SORONG - Gempabumi 6,8 SR yang mengguncang Kota Sorong dan sekitarnya pada Kamis malam (24-9-2015) pukul 22.53 WIB telah menimbulkan kerusakan. 
Presiden memerintahkan Kepala BNPB untuk langsung terjun ke lapangan setelah menangani bencana asap di Kalimantan.
Data yang dijelaskan Walikota Kota Sorong Drs.Ec.L.Jitmau,MM dihadapan Kepala BNPB Willem Rampangilei di ruang meeting Bandara Domine Eduard Osok (27/9). Jumlah korban luka sebanyak 45 orang dan 2.437 unit bangunan rusak.

"40 jiwa luka ringan,3 jiwa luka sedang,2 jiwa luka berat.
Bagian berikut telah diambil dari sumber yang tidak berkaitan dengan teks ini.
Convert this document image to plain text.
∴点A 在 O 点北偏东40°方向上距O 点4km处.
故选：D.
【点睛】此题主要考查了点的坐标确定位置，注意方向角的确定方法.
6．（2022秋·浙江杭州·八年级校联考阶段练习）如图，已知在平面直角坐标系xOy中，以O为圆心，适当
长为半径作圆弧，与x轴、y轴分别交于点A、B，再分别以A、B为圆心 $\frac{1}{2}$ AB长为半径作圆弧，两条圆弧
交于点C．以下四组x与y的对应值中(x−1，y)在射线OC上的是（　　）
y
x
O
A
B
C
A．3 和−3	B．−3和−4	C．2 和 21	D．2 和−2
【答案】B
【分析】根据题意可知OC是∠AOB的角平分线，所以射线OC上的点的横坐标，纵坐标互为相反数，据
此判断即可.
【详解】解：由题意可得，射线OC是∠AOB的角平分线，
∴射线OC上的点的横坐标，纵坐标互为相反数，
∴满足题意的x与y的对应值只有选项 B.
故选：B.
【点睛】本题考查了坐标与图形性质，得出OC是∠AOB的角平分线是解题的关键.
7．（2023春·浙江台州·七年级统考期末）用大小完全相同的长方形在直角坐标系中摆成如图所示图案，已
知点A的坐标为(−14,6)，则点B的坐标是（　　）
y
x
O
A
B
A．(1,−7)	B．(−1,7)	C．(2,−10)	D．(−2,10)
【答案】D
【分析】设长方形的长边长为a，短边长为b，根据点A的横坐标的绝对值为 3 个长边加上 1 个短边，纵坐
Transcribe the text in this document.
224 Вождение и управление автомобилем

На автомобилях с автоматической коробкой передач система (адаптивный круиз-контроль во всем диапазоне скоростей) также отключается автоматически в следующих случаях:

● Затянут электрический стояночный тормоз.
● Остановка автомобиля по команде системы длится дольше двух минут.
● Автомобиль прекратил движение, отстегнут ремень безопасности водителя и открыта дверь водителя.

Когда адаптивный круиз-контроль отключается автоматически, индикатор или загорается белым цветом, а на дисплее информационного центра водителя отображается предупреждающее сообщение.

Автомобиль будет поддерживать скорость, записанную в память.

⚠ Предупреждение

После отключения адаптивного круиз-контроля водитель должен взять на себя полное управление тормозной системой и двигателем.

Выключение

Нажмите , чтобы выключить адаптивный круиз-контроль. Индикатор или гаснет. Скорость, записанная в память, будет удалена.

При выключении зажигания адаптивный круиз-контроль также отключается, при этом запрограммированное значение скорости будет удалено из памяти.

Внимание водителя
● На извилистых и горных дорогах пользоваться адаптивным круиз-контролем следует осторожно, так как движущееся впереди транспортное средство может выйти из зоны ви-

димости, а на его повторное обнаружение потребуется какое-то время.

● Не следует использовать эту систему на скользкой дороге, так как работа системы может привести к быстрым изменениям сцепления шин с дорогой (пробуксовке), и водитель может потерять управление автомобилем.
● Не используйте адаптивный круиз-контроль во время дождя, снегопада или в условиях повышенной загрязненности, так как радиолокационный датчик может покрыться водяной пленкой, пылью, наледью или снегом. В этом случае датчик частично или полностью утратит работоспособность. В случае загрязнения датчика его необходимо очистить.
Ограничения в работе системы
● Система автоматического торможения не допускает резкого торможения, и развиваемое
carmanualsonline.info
Sedangkan bangunan 1.240 unit rusak ringan,238 rusak sedang dan 869 unit rusak berat" ucap Walikota.Selain itu fasilitas umum juga terkena dampaknya, antara lain : 14 unit gereja,7 unit sekolah,3 unit masjid,3 ruas jalan,2 unit tower,2 unit fasilitas kesehatan,1 unit ruang tunggu bandara,1 unit pelabuhan,1 paket kantor Walikota dan 3 unit kantor kelurahan.Kepala BNPB memerintahkan untuk segera melakukan Damage and Losses Assessment (DALA) kepada pejabat BNPB dan BPBD.
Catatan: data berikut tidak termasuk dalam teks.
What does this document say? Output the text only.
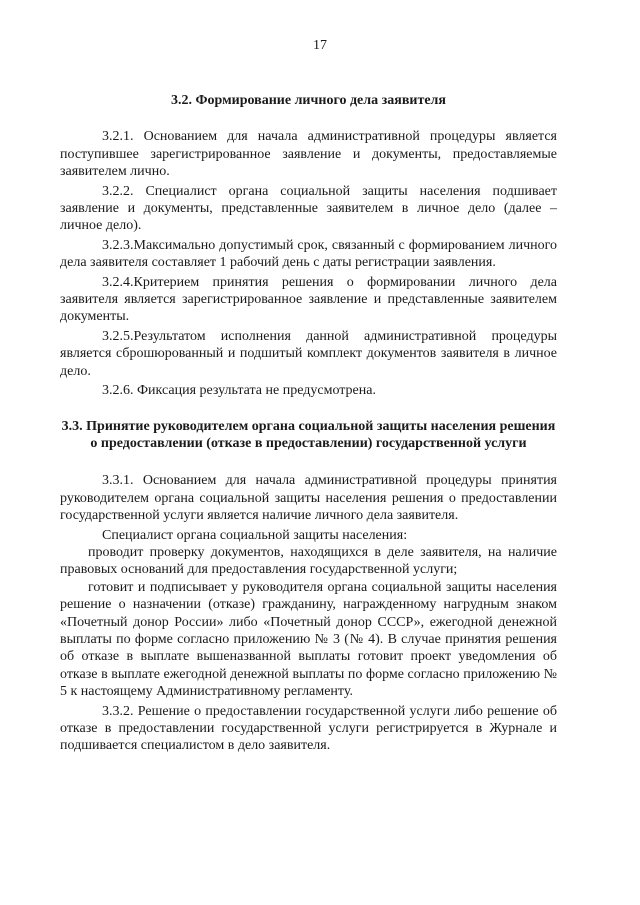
17

3.2. Формирование личного дела заявителя

3.2.1. Основанием для начала административной процедуры является поступившее зарегистрированное заявление и документы, предоставляемые заявителем лично.

3.2.2. Специалист органа социальной защиты населения подшивает заявление и документы, представленные заявителем в личное дело (далее – личное дело).

3.2.3.Максимально допустимый срок, связанный с формированием личного дела заявителя составляет 1 рабочий день с даты регистрации заявления.

3.2.4.Критерием принятия решения о формировании личного дела заявителя является зарегистрированное заявление и представленные заявителем документы.

3.2.5.Результатом исполнения данной административной процедуры является сброшюрованный и подшитый комплект документов заявителя в личное дело.

3.2.6. Фиксация результата не предусмотрена.

3.3. Принятие руководителем органа социальной защиты населения решения о предоставлении (отказе в предоставлении) государственной услуги

3.3.1. Основанием для начала административной процедуры принятия руководителем органа социальной защиты населения решения о предоставлении государственной услуги является наличие личного дела заявителя.

Специалист органа социальной защиты населения:

проводит проверку документов, находящихся в деле заявителя, на наличие правовых оснований для предоставления государственной услуги;

готовит и подписывает у руководителя органа социальной защиты населения решение о назначении (отказе) гражданину, награжденному нагрудным знаком «Почетный донор России» либо «Почетный донор СССР», ежегодной денежной выплаты по форме согласно приложению № 3 (№ 4). В случае принятия решения об отказе в выплате вышеназванной выплаты готовит проект уведомления об отказе в выплате ежегодной денежной выплаты по форме согласно приложению № 5 к настоящему Административному регламенту.

3.3.2. Решение о предоставлении государственной услуги либо решение об отказе в предоставлении государственной услуги регистрируется в Журнале и подшивается специалистом в дело заявителя.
"Saya minta 1 minggu sudah selesai" tegasnya.Kemudian Kepala BNPB beserta rombongan langsung meninjau lokasi terdampak. Antara lain RSUD Sele Be Soku Kota Sorong, Kantor Walikota Sorong, Posko Tanggap Darurat Bencana Gempa Bumi Kota Sorong dan menyambangi korban luka akibat gempa di RS.TNI AL Sorong.Rencana Kepala BNPB, juga akan dilanjutkan mengunjungi daerah terdampak lainnya, yakni Kabupaten Sorong dan Kabupaten Raja Ampat.